Vanka Ben Hur was born in Sarajevo in Bosnia and Herzegovina. When war broke out there, her family made aliyah to Beersheba and then moved to Kibbutz Revidim. After time in the Israel Defense Forces, when she served in Gaza, she lived in Israel and abroad, finally settling in Tel Aviv, where she started a successful business importing jewelry from the Far East. Outgoing and attractive, she had a busy social life—only hampered by chronic “women’s problems.”
“I always waved them away,” she says.
And she was losing weight—down to a very slim 45 kilograms.
Only after she married her boyfriend, Yarden, and tried to get pregnant did she undergo a thorough gynecological examination.
“We went for fertility treatment, and I was in such denial that I thought they’d find something wrong with my husband,” she says.
To their horror, they learned that Vanka, then 36, had advanced cervical cancer, a result of contracting human papillomavirus (HPV) at some unknown time in her life.
“I had never even heard of the vaccination and knew nothing about this virus,” she says.
Nor did she know anything about cervical cancer, and the Hebrew resources online were meager.
“All I knew was that instead of having a baby, I had cancer and might die.”
Vanka was referred to Dr. Tamar Perri, currently Hadassah’s director of gynecologic oncology.
Treatment for cervical cancer requires surgery, chemotherapy, radiation, and internal radiotherapy called brachytherapy. The last is very effective but difficult to undergo.
While Vanka underwent this procedure, which put her into remission, she decided to create a social media group to prepare other women for the rigors of treatment and tell them frankly about the warning signs she’d missed.
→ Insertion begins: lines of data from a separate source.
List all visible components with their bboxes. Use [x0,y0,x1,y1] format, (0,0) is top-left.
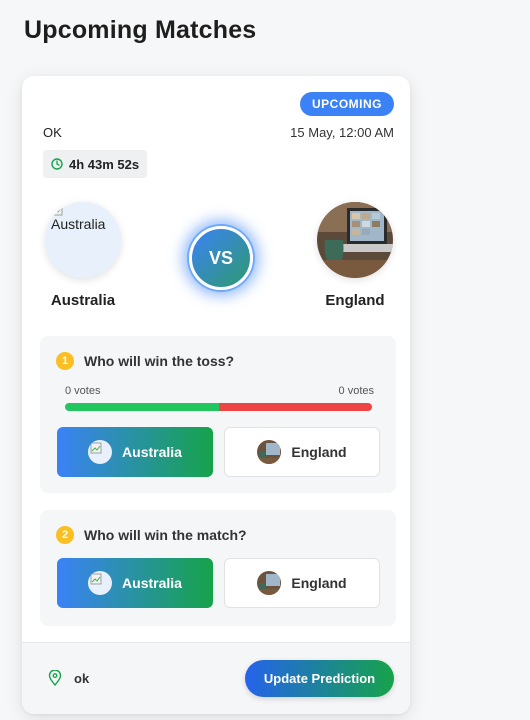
clock-icon [51,158,63,170]
question-header: 1 Who will win the toss? [56,352,234,370]
question-match: 2 Who will win the match? Australia Engl… [40,510,396,626]
vote-split-bar [65,403,372,411]
england-flag-icon [257,440,282,464]
team-a-image-alt: Australia [51,216,106,232]
question-text: Who will win the match? [84,527,247,543]
votes-team-b: 0 votes [338,385,374,397]
option-team-a-button[interactable]: Australia [57,427,213,477]
england-flag-icon [257,571,282,595]
team-b-photo [317,202,393,278]
card-footer: ok Update Prediction [22,642,410,714]
status-badge: UPCOMING [300,92,394,116]
team-b-name: England [325,292,385,309]
option-label: England [291,575,347,591]
broken-image-icon [51,204,63,216]
match-card: UPCOMING OK 15 May, 12:00 AM 4h 43m 52s … [22,76,410,714]
vote-bar-team-a [65,403,219,411]
vs-badge: VS [189,226,253,290]
australia-flag-icon [88,571,113,595]
team-a: Australia Australia [43,202,123,309]
option-team-a-button[interactable]: Australia [57,558,213,608]
option-team-b-button[interactable]: England [224,558,380,608]
team-b: England [315,202,395,309]
team-a-name: Australia [50,292,116,309]
question-number-badge: 2 [56,526,74,544]
update-prediction-button[interactable]: Update Prediction [245,660,394,697]
question-text: Who will win the toss? [84,353,235,369]
option-label: Australia [122,444,182,460]
question-number-badge: 1 [56,352,74,370]
countdown-text: 4h 43m 52s [69,156,140,172]
option-label: England [291,444,347,460]
match-date: 15 May, 12:00 AM [290,125,394,140]
venue-location: ok [48,670,89,686]
option-team-b-button[interactable]: England [224,427,380,477]
page-title: Upcoming Matches [24,16,257,44]
team-a-avatar: Australia [45,202,121,278]
question-header: 2 Who will win the match? [56,526,247,544]
vote-bar-team-b [218,403,372,411]
venue-text: ok [74,670,90,686]
australia-flag-icon [88,440,113,464]
team-b-avatar [317,202,393,278]
question-toss: 1 Who will win the toss? 0 votes 0 votes… [40,336,396,493]
map-pin-icon [48,670,62,686]
countdown-timer: 4h 43m 52s [43,150,148,178]
match-title: OK [43,125,62,140]
votes-team-a: 0 votes [65,385,101,397]
option-label: Australia [122,575,182,591]
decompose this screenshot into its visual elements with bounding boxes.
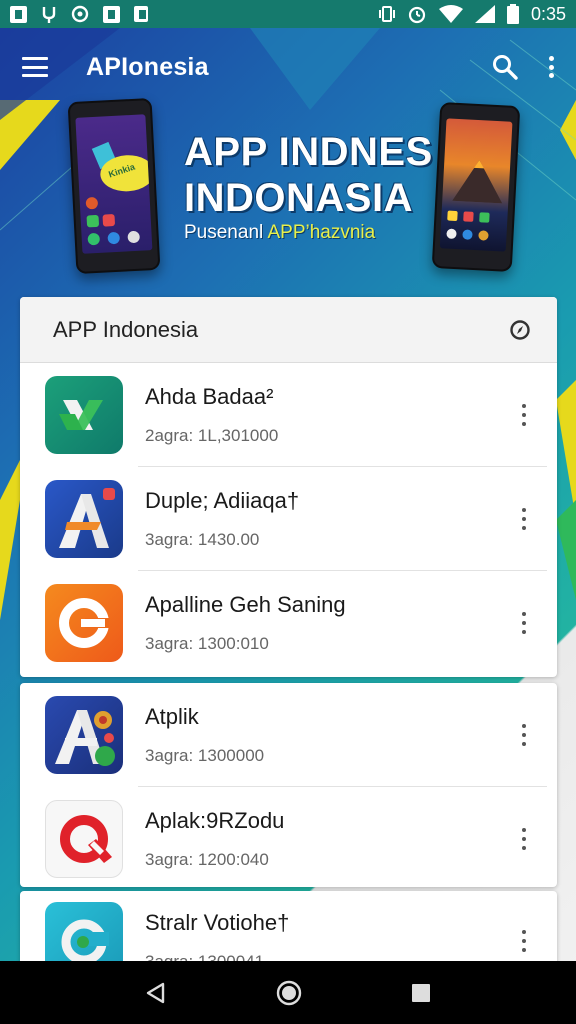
item-more-icon[interactable] <box>519 508 529 530</box>
app-name: Ahda Badaa² <box>145 384 274 409</box>
item-more-icon[interactable] <box>519 828 529 850</box>
banner-subtitle-accent: APP’hazvnia <box>267 222 376 243</box>
green-x-app-icon <box>45 376 123 454</box>
blue-a-gear-app-icon <box>45 696 123 774</box>
app-title: APIonesia <box>86 52 209 81</box>
banner-subtitle-plain: Pusenanl <box>184 222 268 243</box>
red-q-app-icon <box>45 800 123 878</box>
app-meta: 3agra: 1200:040 <box>145 850 269 869</box>
list-item[interactable]: Aplak:9RZodu 3agra: 1200:040 <box>20 787 557 887</box>
blue-a-app-icon <box>45 480 123 558</box>
orange-c-app-icon <box>45 584 123 662</box>
search-icon[interactable] <box>492 54 518 80</box>
app-notification-icon <box>103 5 120 23</box>
vibrate-icon <box>378 6 395 22</box>
status-bar: 0:35 <box>0 0 576 28</box>
battery-icon <box>506 4 519 24</box>
alarm-icon <box>408 6 426 24</box>
section-header: APP Indonesia <box>20 297 557 363</box>
promo-banner[interactable]: Kinkia APP INDNES A INDONASIA Pusenanl A… <box>0 97 576 300</box>
list-item[interactable]: Duple; Adiiaqa† 3agra: 1430.00 <box>20 467 557 571</box>
navigation-bar <box>0 961 576 1024</box>
item-more-icon[interactable] <box>519 930 529 952</box>
list-item[interactable]: Atplik 3agra: 1300000 <box>20 683 557 787</box>
list-item[interactable]: Apalline Geh Saning 3agra: 1300:010 <box>20 571 557 675</box>
overflow-menu-icon[interactable] <box>548 56 554 78</box>
app-bar: APIonesia <box>0 28 576 106</box>
home-icon[interactable] <box>276 980 302 1006</box>
app-name: Apalline Geh Saning <box>145 592 346 617</box>
compass-icon[interactable] <box>509 319 531 341</box>
banner-subtitle: Pusenanl APP’hazvnia <box>184 222 375 244</box>
download-icon <box>134 6 148 22</box>
app-meta: 3agra: 1430.00 <box>145 530 260 549</box>
item-more-icon[interactable] <box>519 724 529 746</box>
app-meta: 2agra: 1L,301000 <box>145 426 279 445</box>
item-more-icon[interactable] <box>519 404 529 426</box>
banner-headline-2: INDONASIA <box>184 176 413 220</box>
app-name: Duple; Adiiaqa† <box>145 488 300 513</box>
app-meta: 3agra: 1300000 <box>145 746 265 765</box>
app-name: Stralr Votiohe† <box>145 910 290 935</box>
clock: 0:35 <box>530 3 566 24</box>
back-icon[interactable] <box>144 981 168 1005</box>
sync-icon <box>71 5 89 23</box>
wifi-icon <box>438 5 463 23</box>
section-title: APP Indonesia <box>53 316 199 342</box>
app-name: Aplak:9RZodu <box>145 808 285 833</box>
app-meta: 3agra: 1300:010 <box>145 634 269 653</box>
phone-left-image: Kinkia <box>67 97 161 275</box>
banner-headline-1: APP INDNES A <box>184 130 473 174</box>
notification-icon <box>10 5 27 23</box>
recents-icon[interactable] <box>410 982 432 1004</box>
phone-right-image <box>431 102 521 272</box>
list-item[interactable]: Ahda Badaa² 2agra: 1L,301000 <box>20 363 557 467</box>
menu-icon[interactable] <box>22 57 48 77</box>
app-list-card: APP Indonesia Ahda Badaa² 2agra: 1L,3010… <box>20 297 557 677</box>
app-list-card-2: Atplik 3agra: 1300000 Aplak:9RZodu 3agra… <box>20 683 557 887</box>
signal-icon <box>474 5 495 23</box>
item-more-icon[interactable] <box>519 612 529 634</box>
usb-icon <box>42 7 56 23</box>
app-name: Atplik <box>145 704 199 729</box>
volcano-wallpaper-image <box>452 160 503 204</box>
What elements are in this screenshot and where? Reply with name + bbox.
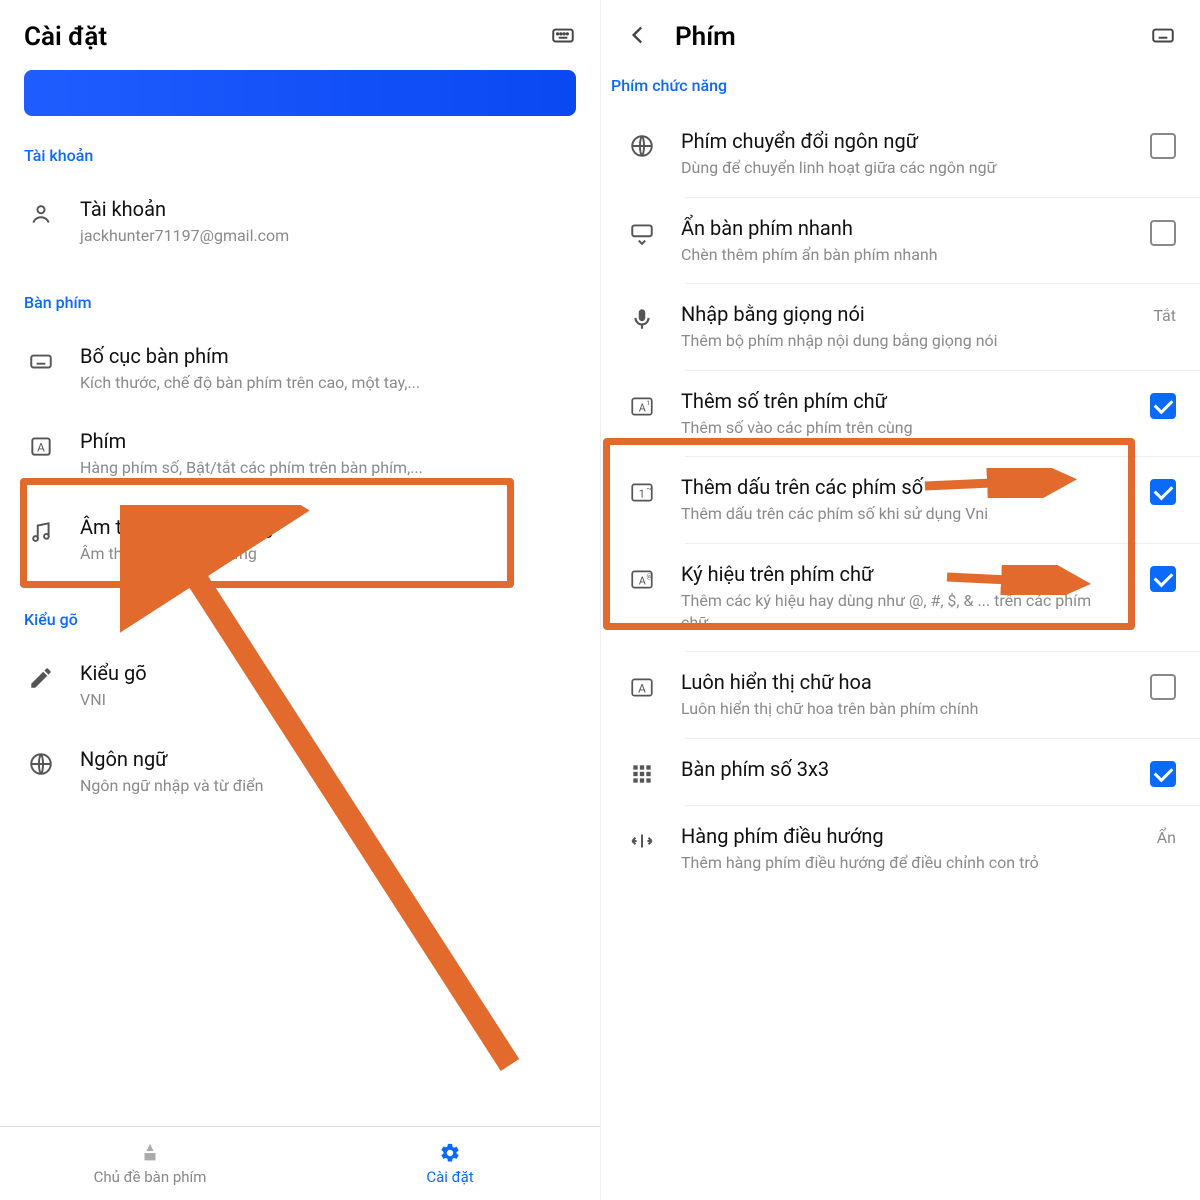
item-uppercase[interactable]: A Luôn hiển thị chữ hoa Luôn hiển thị ch…: [601, 652, 1200, 738]
section-function-keys: Phím chức năng: [601, 70, 1200, 111]
section-typing: Kiểu gõ: [0, 600, 600, 643]
language-title: Ngôn ngữ: [80, 747, 576, 771]
back-icon[interactable]: [625, 22, 651, 52]
item-sound[interactable]: Âm thanh và hiệu ứng Âm thanh, rung, hiệ…: [0, 497, 600, 583]
globe-icon: [24, 751, 58, 777]
key-a-icon: A: [24, 433, 58, 459]
item-navrow[interactable]: Hàng phím điều hướng Thêm hàng phím điều…: [601, 806, 1200, 892]
person-icon: [24, 201, 58, 227]
sound-title: Âm thanh và hiệu ứng: [80, 515, 576, 539]
svg-text:A: A: [639, 574, 646, 587]
numletter-sub: Thêm số vào các phím trên cùng: [681, 417, 1120, 439]
account-title: Tài khoản: [80, 197, 576, 221]
upper-title: Luôn hiển thị chữ hoa: [681, 670, 1120, 694]
one-tilde-icon: 1~: [625, 479, 659, 505]
svg-text:1: 1: [639, 488, 645, 501]
language-sub: Ngôn ngữ nhập và từ điển: [80, 775, 576, 797]
svg-text:@: @: [646, 572, 652, 580]
voice-trail: Tắt: [1153, 306, 1176, 325]
checkbox-hide[interactable]: [1150, 220, 1176, 246]
nav-settings-label: Cài đặt: [426, 1168, 473, 1186]
numpad-title: Bàn phím số 3x3: [681, 757, 1120, 781]
navrow-sub: Thêm hàng phím điều hướng để điều chỉnh …: [681, 852, 1127, 874]
svg-text:A: A: [638, 682, 646, 696]
item-account[interactable]: Tài khoản jackhunter71197@gmail.com: [0, 179, 600, 265]
hide-keyboard-icon: [625, 220, 659, 246]
item-keys[interactable]: A Phím Hàng phím số, Bật/tắt các phím tr…: [0, 411, 600, 497]
checkbox-numpad[interactable]: [1150, 761, 1176, 787]
globe-icon: [625, 133, 659, 159]
voice-sub: Thêm bộ phím nhập nội dung bằng giọng nó…: [681, 330, 1123, 352]
numletter-title: Thêm số trên phím chữ: [681, 389, 1120, 413]
accentnum-title: Thêm dấu trên các phím số: [681, 475, 1120, 499]
page-title: Phím: [675, 22, 736, 52]
checkbox-accentnum[interactable]: [1150, 479, 1176, 505]
layout-sub: Kích thước, chế độ bàn phím trên cao, mộ…: [80, 372, 576, 394]
symbols-sub: Thêm các ký hiệu hay dùng như @, #, $, &…: [681, 590, 1120, 633]
pencil-icon: [24, 665, 58, 691]
navrow-title: Hàng phím điều hướng: [681, 824, 1127, 848]
checkbox-lang[interactable]: [1150, 133, 1176, 159]
header: Phím: [601, 0, 1200, 70]
svg-text:1: 1: [646, 399, 650, 407]
nav-theme[interactable]: Chủ đề bàn phím: [0, 1127, 300, 1200]
voice-title: Nhập bằng giọng nói: [681, 302, 1123, 326]
navrow-trail: Ẩn: [1157, 828, 1176, 847]
keys-sub: Hàng phím số, Bật/tắt các phím trên bàn …: [80, 457, 576, 479]
a-at-icon: A@: [625, 566, 659, 592]
a1-icon: A1: [625, 393, 659, 419]
uppercase-a-icon: A: [625, 674, 659, 700]
item-symbols[interactable]: A@ Ký hiệu trên phím chữ Thêm các ký hiệ…: [601, 544, 1200, 651]
item-layout[interactable]: Bố cục bàn phím Kích thước, chế độ bàn p…: [0, 326, 600, 412]
symbols-title: Ký hiệu trên phím chữ: [681, 562, 1120, 586]
item-accent-on-num[interactable]: 1~ Thêm dấu trên các phím số Thêm dấu tr…: [601, 457, 1200, 543]
typing-title: Kiểu gõ: [80, 661, 576, 685]
keyboard-icon[interactable]: [550, 22, 576, 52]
svg-text:~: ~: [646, 484, 651, 493]
checkbox-upper[interactable]: [1150, 674, 1176, 700]
navrow-icon: [625, 828, 659, 854]
section-keyboard: Bàn phím: [0, 283, 600, 326]
hide-title: Ẩn bàn phím nhanh: [681, 216, 1120, 240]
svg-text:A: A: [639, 401, 646, 414]
nav-theme-label: Chủ đề bàn phím: [94, 1168, 207, 1186]
accentnum-sub: Thêm dấu trên các phím số khi sử dụng Vn…: [681, 503, 1120, 525]
lang-sub: Dùng để chuyển linh hoạt giữa các ngôn n…: [681, 157, 1120, 179]
item-language-switch[interactable]: Phím chuyển đổi ngôn ngữ Dùng để chuyển …: [601, 111, 1200, 197]
item-numpad3x3[interactable]: Bàn phím số 3x3: [601, 739, 1200, 805]
svg-text:A: A: [37, 441, 45, 455]
hide-sub: Chèn thêm phím ẩn bàn phím nhanh: [681, 244, 1120, 266]
keyboard-layout-icon: [24, 348, 58, 374]
account-sub: jackhunter71197@gmail.com: [80, 225, 576, 247]
typing-sub: VNI: [80, 689, 576, 711]
keyboard-icon[interactable]: [1150, 22, 1176, 52]
mic-icon: [625, 306, 659, 332]
lang-title: Phím chuyển đổi ngôn ngữ: [681, 129, 1120, 153]
item-language[interactable]: Ngôn ngữ Ngôn ngữ nhập và từ điển: [0, 729, 600, 815]
banner[interactable]: [24, 70, 576, 116]
keys-title: Phím: [80, 429, 576, 453]
nav-settings[interactable]: Cài đặt: [300, 1127, 600, 1200]
checkbox-symbols[interactable]: [1150, 566, 1176, 592]
item-num-on-letter[interactable]: A1 Thêm số trên phím chữ Thêm số vào các…: [601, 371, 1200, 457]
page-title: Cài đặt: [24, 22, 107, 52]
layout-title: Bố cục bàn phím: [80, 344, 576, 368]
grid-icon: [625, 761, 659, 787]
item-voice-input[interactable]: Nhập bằng giọng nói Thêm bộ phím nhập nộ…: [601, 284, 1200, 370]
section-account: Tài khoản: [0, 136, 600, 179]
upper-sub: Luôn hiển thị chữ hoa trên bàn phím chín…: [681, 698, 1120, 720]
keys-panel: Phím Phím chức năng Phím chuyển đổi ngôn…: [600, 0, 1200, 1200]
music-note-icon: [24, 519, 58, 545]
settings-panel: Cài đặt Tài khoản Tài khoản jackhunter71…: [0, 0, 600, 1200]
bottom-nav: Chủ đề bàn phím Cài đặt: [0, 1126, 600, 1200]
sound-sub: Âm thanh, rung, hiệu ứng: [80, 543, 576, 565]
item-typing[interactable]: Kiểu gõ VNI: [0, 643, 600, 729]
item-hide-keyboard[interactable]: Ẩn bàn phím nhanh Chèn thêm phím ẩn bàn …: [601, 198, 1200, 284]
checkbox-numletter[interactable]: [1150, 393, 1176, 419]
header: Cài đặt: [0, 0, 600, 70]
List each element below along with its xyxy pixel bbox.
The hundred women who initially joined her Facebook group have now become 1,700.
“No Israeli woman with cervical cancer will ever feel alone again,” she says. Vanka and a friend have also started a support group. Dr. Perri makes herself available to answer their many medical questions.
Through a surrogate, Vanka and Yarden have achieved their dream of parenthood. They named their sweet little girl Rea.
Explains Vanka, “That means heaven in Bosnian.”